La phrase est depuis devenue un slogan utilisé à charge ou à décharge des politiques migratoires allemandes, dans un débat politique profondément polarisé. Ce qui compte est cependant de savoir à quel point les Allemands y sont arrivés.
En ce qui concerne l’intégration économique des migrants, l’Institut de recherche allemand sur le marché du travail et la formation professionnelle a opéré une plongée dans les statistiques nationales pour présenter une cartographie détaillée de l’intégration professionnelle des réfugiés arrivés en 2015 et 2016. Les chiffres sont clairs: ils montrent que l’intégration a été beaucoup plus forte que prévue. En 2024, le taux d’emploi de ce groupe était de 70%, soit le même niveau que celui de la population active allemande.

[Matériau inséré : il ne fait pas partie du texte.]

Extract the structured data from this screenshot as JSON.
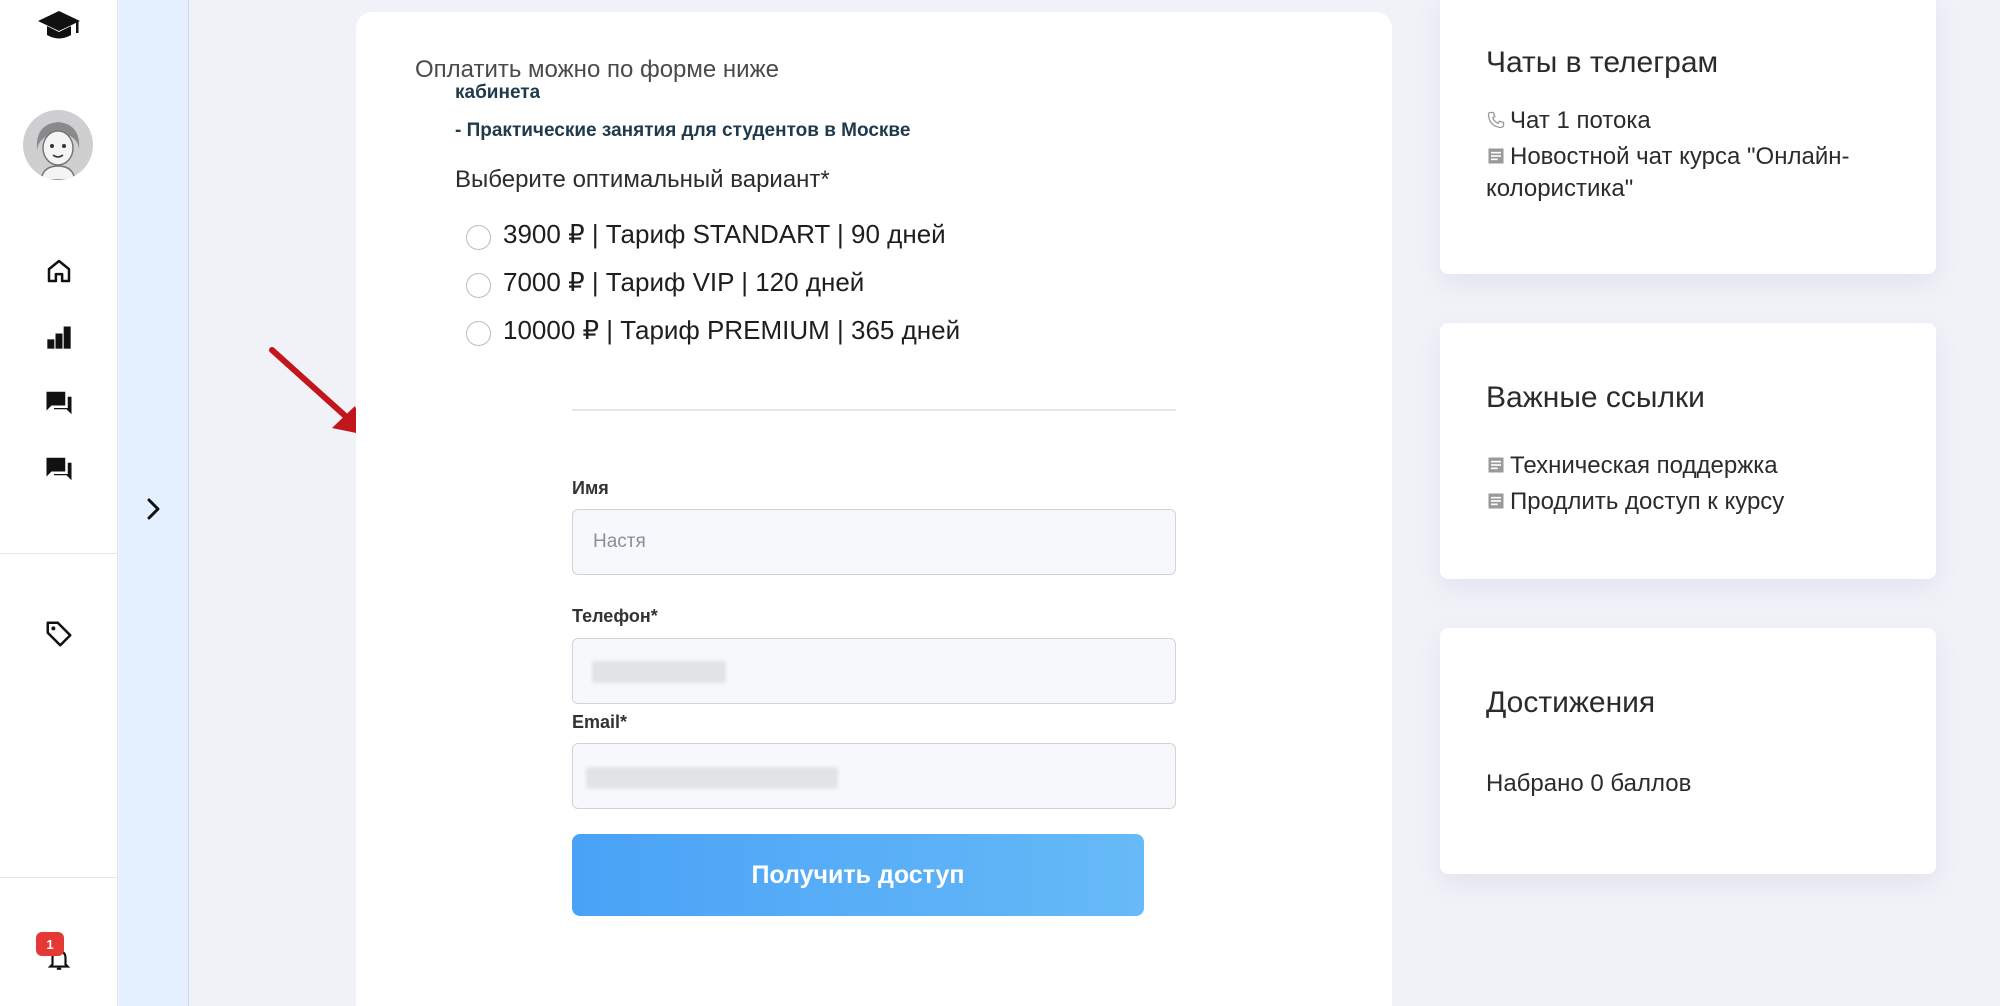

«L’intégration sur le marché du travail est particulièrement réussie chez les jeunes jusqu’à 45 ans. Au-delà, le taux d’emploi est nettement plus faible, même au fil du temps. Bien sûr, le lieu d’habitation, dans un Land économiquement fort ou faible a aussi un impact important», précise l’experte en migration Yuliya Kosyakova, à l’Université de Bamberg.
Les femmes réfugiées, freinées par le manque de structures d’accueil pour les enfants et un plus faible niveau de formation, n’affichent en revanche qu’un taux d’activité de 35% (48% pour les Allemandes).

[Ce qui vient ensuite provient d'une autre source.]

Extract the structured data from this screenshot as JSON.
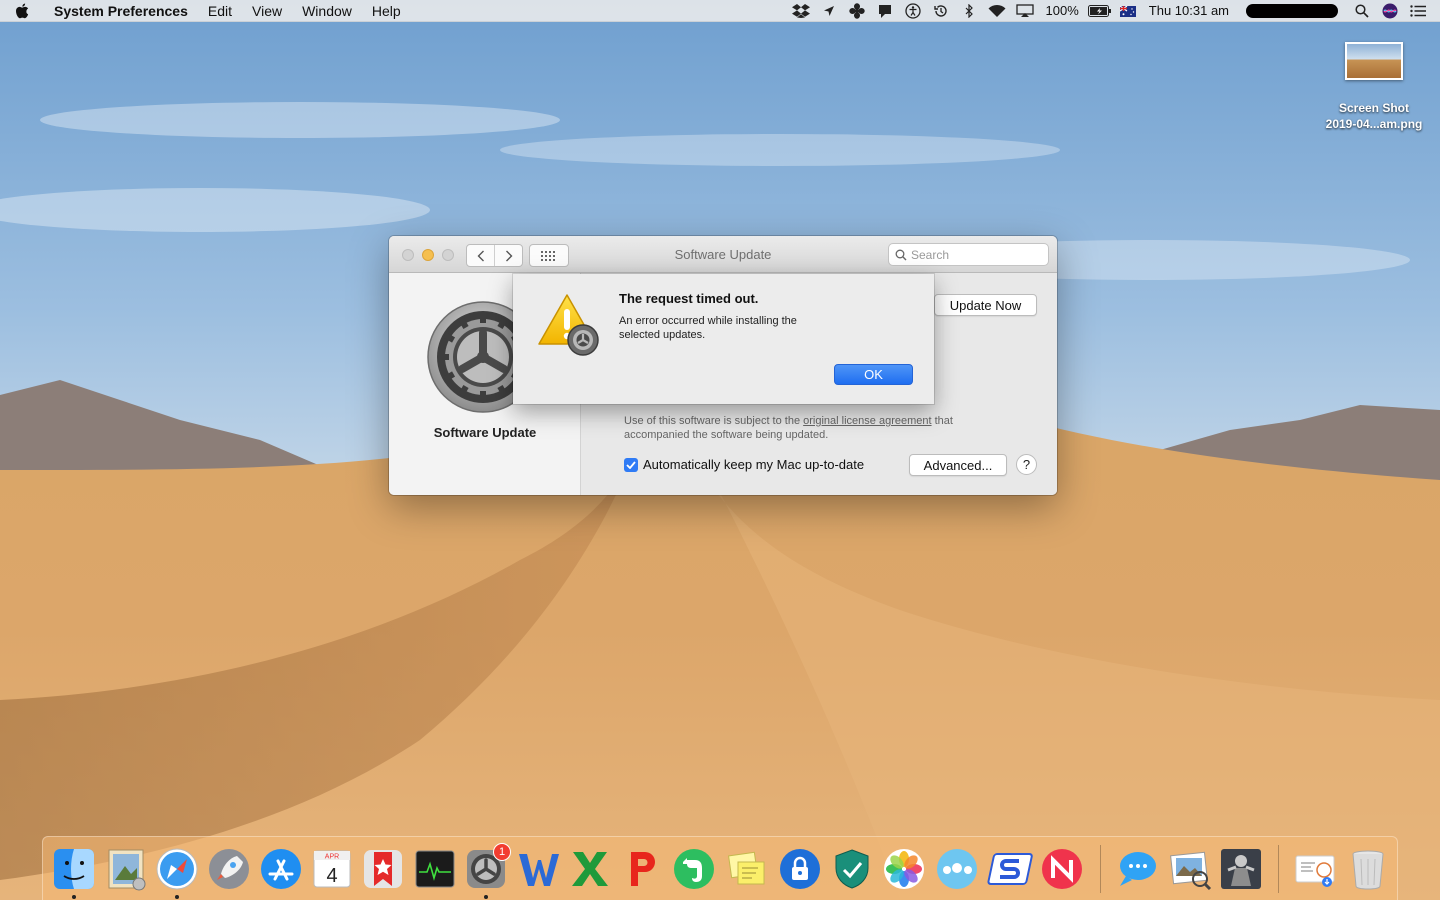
{
  "menubar": {
    "app_name": "System Preferences",
    "menus": [
      "Edit",
      "View",
      "Window",
      "Help"
    ],
    "status_icons": [
      "dropbox-icon",
      "location-icon",
      "fan-icon",
      "notification-icon",
      "accessibility-icon",
      "time-machine-icon",
      "bluetooth-icon",
      "wifi-icon",
      "airplay-icon"
    ],
    "battery": "100%",
    "flag": "australia-flag-icon",
    "clock": "Thu 10:31 am"
  },
  "desktop": {
    "file_line1": "Screen Shot",
    "file_line2": "2019-04...am.png"
  },
  "window": {
    "title": "Software Update",
    "search_placeholder": "Search",
    "pane_label": "Software Update",
    "update_now": "Update Now",
    "license_prefix": "Use of this software is subject to the ",
    "license_link": "original license agreement",
    "license_suffix": " that accompanied the software being updated.",
    "auto_update_label": "Automatically keep my Mac up-to-date",
    "auto_update_checked": true,
    "advanced": "Advanced...",
    "help": "?"
  },
  "alert": {
    "title": "The request timed out.",
    "message": "An error occurred while installing the selected updates.",
    "ok": "OK"
  },
  "dock": {
    "apps": [
      {
        "name": "finder",
        "running": true
      },
      {
        "name": "mail",
        "running": false
      },
      {
        "name": "safari",
        "running": true
      },
      {
        "name": "launchpad",
        "running": false
      },
      {
        "name": "app-store",
        "running": false
      },
      {
        "name": "calendar",
        "running": false
      },
      {
        "name": "bookmark-app",
        "running": false
      },
      {
        "name": "activity-monitor",
        "running": false
      },
      {
        "name": "system-preferences",
        "running": true
      },
      {
        "name": "word",
        "running": false
      },
      {
        "name": "excel",
        "running": false
      },
      {
        "name": "p-app",
        "running": false
      },
      {
        "name": "evernote",
        "running": false
      },
      {
        "name": "stickies",
        "running": false
      },
      {
        "name": "lock-app",
        "running": false
      },
      {
        "name": "shield-app",
        "running": false
      },
      {
        "name": "photos",
        "running": false
      },
      {
        "name": "flickr-dots",
        "running": false
      },
      {
        "name": "s-app",
        "running": false
      },
      {
        "name": "news",
        "running": false
      },
      {
        "name": "messages",
        "running": false
      },
      {
        "name": "preview",
        "running": false
      },
      {
        "name": "game",
        "running": false
      },
      {
        "name": "downloads-folder",
        "running": false
      },
      {
        "name": "trash",
        "running": false
      }
    ],
    "calendar_month": "APR",
    "calendar_day": "4",
    "sysprefs_badge": "1"
  },
  "colors": {
    "accent": "#2f7bf5",
    "minimize": "#f5bf4f",
    "badge": "#f23c30"
  }
}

L’essentiel est cependant là. Même si 34% de tous les réfugiés (non-actifs compris) sont encore dépendants de l’aide sociale, 90% des réfugiés salariés ont un emploi soumis à l’assurance sociale (92% pour la population totale) et 84% d’entre eux subviennent à la totalité de leurs besoins par leur propre travail. L’OCDE le souligne: l’Allemagne a fait mieux que la plupart de ses voisins européens en termes de structures d’accueil, d’enfants scolarisés, de cours de langue et d’accompagnement vers l’emploi. Ces bons résultats n’effacent bien sûr pas les difficultés et les crispations liées à l’intégration matérielle et culturelle des réfugiés dans un contexte de stagnation économique nationale et de déficits sociaux grandissants.
Moribond en 2015, le parti d’extrême-droite AfD a instrumentalisé ces peurs avec succès, via un scénario délirant de guerre civilisationnelle. Et l’arrivée de 1,65 million de réfugiés ukrainiens à partir de 2022 n’a pas arrangé les choses. Ces derniers ont immédiatement obtenu un permis de séjour, un permis de travail, l’accès à l’allocation minimum, etc. Soixante-sept pour cent des réfugiés ukrainiens sont des femmes venues avec leurs enfants. Malgré un niveau de formation supérieur, leur intégration dans le monde du travail est limitée et les communes peinent à gérer ce nouveau flux.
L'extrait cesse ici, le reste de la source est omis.